Page:Revue des Deux Mondes - 1885 - tome 68.djvu/859

Le texte de cette page a été corrigé et est conforme au fac-similé.

ou ruiner la mine. Ils n’hésiteront pas, selon toute vraisemblance, à prendre le second parti. Les gîtes de minerai, pour être susceptibles d’une exploitation durable, doivent être exploités d’une certaine manière et, par exemple, attaqués non de haut en bas, mais de bas en haut : au grand détriment de la richesse publique, on rendra par une exploitation excessive toute exploitation ultérieure du minerai impossible ou très difficile ; on dévorera, pour obéir aux exigences de l’heure présente, le patrimoine de plusieurs générations. Certains publicistes croient répondre à ces objections en proposant de conclure avec les « adjudicataires » des baux à long terme. Ils supposent assurément que la mine ne doit pas être épuisée avant la fin du bail ; car, s’il en était autrement, la concession perpétuelle n’offrirait pas plus d’inconvéniens que la concession limitée. Or il y a dans ces baux, quelque longs qu’on les suppose, une période finale pendant laquelle le preneur est naturellement pressé de jouir, délaisse les points les moins accessibles, attaque systématiquement les parties riches de la mine, évite les déboursés, même urgens, dont il ne peut pas tirer un bénéfice immédiat. Notre loi de 1791 n’investissait les concessionnaires que pour cinquante ans : les économistes et les ingénieurs blâmèrent à l’envi une innovation qui conduisait au « gaspillage » des mines, et déclarèrent que la sécurité, la prospérité de la propriété minière, étaient liées à la perpétuité du droit. C’est l’expérience même de ce système bâtard qui dicta, dix-neuf ans plus tard, le système des concessions perpétuelles. On la recommença néanmoins, après la conquête de l’Algérie, où la durée des concessions fut limitée d’abord à quatre-vingt-dix-neuf ans[1] : il fallut, au bout de vingt ans, « pour donner aux exploitations l’impulsion que réclamait l’intérêt public, » rendre notre législation générale exécutoire en Afrique et bientôt après, en 1855, reconnaître propriétaires incommutables les concessionnaires mêmes dont le titre était antérieur à la promulgation de la loi du 16 juin 1851 sur la constitution de la propriété en Algérie.

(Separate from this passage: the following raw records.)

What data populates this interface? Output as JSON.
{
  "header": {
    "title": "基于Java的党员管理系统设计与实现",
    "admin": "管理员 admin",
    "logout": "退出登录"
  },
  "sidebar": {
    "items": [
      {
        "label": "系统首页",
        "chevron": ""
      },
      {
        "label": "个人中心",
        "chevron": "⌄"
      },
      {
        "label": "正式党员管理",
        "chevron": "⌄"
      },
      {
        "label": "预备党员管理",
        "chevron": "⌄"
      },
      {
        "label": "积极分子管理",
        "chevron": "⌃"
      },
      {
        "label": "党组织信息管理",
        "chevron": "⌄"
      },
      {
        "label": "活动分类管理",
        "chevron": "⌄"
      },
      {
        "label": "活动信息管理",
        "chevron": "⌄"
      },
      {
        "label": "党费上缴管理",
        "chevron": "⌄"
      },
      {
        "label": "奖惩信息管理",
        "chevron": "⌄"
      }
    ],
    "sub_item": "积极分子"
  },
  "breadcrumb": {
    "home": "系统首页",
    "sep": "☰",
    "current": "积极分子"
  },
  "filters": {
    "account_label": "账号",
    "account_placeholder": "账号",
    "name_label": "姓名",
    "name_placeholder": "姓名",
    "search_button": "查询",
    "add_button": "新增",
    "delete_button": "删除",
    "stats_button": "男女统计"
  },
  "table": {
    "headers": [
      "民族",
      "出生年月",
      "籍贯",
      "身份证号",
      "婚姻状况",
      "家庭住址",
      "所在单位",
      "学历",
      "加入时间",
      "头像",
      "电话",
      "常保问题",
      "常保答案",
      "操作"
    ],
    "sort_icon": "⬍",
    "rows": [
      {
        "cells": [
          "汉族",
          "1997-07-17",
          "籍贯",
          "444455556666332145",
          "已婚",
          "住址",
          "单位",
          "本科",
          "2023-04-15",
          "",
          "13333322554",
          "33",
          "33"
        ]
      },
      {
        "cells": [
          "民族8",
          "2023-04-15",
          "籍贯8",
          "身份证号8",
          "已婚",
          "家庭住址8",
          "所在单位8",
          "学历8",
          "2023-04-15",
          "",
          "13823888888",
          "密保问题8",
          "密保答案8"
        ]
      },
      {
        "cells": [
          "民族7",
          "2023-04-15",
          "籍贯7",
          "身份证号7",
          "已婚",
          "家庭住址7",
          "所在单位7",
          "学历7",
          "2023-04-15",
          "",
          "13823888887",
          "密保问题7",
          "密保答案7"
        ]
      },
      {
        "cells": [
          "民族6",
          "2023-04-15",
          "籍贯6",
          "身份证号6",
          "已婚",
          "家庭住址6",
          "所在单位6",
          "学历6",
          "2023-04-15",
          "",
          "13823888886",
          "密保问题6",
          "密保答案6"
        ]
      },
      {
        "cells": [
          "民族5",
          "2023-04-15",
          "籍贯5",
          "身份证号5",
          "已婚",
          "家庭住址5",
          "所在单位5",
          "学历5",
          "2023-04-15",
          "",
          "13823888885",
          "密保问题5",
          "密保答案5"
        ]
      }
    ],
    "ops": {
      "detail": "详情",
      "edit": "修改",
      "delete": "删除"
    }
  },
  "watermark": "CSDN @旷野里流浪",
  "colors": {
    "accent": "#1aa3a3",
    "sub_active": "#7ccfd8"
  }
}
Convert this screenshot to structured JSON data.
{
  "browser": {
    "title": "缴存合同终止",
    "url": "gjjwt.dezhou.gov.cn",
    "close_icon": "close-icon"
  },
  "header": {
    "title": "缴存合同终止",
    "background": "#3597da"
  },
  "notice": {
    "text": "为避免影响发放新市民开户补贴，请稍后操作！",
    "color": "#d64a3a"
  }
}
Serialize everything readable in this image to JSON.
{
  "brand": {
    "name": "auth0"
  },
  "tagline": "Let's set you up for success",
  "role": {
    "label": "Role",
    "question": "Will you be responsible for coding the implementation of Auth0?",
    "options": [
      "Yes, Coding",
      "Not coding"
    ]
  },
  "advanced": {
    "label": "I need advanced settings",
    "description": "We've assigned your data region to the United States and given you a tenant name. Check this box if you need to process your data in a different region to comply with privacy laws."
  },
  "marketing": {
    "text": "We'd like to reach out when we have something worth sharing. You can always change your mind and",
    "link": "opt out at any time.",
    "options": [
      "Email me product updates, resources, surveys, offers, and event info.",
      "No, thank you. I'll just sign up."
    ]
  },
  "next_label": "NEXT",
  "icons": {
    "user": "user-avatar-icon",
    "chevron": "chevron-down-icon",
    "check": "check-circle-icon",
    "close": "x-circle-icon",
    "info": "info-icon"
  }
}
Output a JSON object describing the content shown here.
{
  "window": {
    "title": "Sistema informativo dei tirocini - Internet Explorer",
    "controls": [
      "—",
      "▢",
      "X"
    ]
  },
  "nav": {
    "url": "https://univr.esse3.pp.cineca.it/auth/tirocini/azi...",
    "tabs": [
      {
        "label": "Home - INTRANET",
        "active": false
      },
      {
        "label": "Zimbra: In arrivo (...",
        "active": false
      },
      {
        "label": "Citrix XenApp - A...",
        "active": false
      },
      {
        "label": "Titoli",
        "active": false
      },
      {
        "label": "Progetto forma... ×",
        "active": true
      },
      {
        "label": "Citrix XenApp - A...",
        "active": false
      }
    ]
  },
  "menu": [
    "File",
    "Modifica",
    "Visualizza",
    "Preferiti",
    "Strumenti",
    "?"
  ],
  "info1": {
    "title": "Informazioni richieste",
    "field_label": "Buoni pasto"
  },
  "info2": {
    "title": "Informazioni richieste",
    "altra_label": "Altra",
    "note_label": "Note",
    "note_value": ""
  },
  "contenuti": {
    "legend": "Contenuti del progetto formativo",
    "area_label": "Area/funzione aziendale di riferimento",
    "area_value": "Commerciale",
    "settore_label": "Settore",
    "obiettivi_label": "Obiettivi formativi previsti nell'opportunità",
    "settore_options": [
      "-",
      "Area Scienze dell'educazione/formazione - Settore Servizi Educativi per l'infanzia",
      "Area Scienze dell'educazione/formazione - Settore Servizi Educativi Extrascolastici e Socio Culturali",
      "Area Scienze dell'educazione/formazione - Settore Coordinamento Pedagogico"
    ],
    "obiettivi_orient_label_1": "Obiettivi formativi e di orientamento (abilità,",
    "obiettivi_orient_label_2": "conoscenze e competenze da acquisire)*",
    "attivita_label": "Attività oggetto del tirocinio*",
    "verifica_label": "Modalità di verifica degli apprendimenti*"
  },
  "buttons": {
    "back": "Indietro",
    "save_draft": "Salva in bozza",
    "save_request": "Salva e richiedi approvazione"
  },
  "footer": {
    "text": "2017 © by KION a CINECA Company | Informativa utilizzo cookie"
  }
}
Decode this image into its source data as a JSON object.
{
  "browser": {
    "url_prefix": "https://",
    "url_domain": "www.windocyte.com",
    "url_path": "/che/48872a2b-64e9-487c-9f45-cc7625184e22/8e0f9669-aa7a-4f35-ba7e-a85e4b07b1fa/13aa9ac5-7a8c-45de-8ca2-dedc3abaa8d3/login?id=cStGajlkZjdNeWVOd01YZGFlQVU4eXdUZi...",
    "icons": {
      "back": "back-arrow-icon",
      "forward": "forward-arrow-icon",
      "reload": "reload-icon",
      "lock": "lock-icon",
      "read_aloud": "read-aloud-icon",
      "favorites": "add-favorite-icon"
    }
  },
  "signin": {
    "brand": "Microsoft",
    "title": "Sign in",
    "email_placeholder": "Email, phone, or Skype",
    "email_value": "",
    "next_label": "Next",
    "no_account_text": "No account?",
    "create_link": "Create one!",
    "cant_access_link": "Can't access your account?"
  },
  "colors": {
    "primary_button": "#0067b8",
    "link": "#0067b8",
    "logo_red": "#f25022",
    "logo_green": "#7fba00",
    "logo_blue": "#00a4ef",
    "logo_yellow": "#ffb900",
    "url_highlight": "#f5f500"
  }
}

C’est qu’en effet il ne peut pas y avoir deux classes d’exploitans. Si l’on se résigne à laisser les anciens concessionnaires vivre en paix sous le régime libéral de 1810, les « adjudicataires pour un temps limité, » simples fermiers de l’état, ne pourront pas soutenir la concurrence, même à l’intérieur, et succomberont vite dans une lutte inégale. C’est ce qu’ont aisément compris les auteurs des propositions présentées le 15 mars 1884 à la chambre des députés. « Les concessions déjà accordées feront retour à la nation, » disent MM. Brousse et Giard.

  1. La commission des mines de l’Annam et du Tonkin n’a pas commis cette faute. Voir le rapport de M. Lamé-Fleury.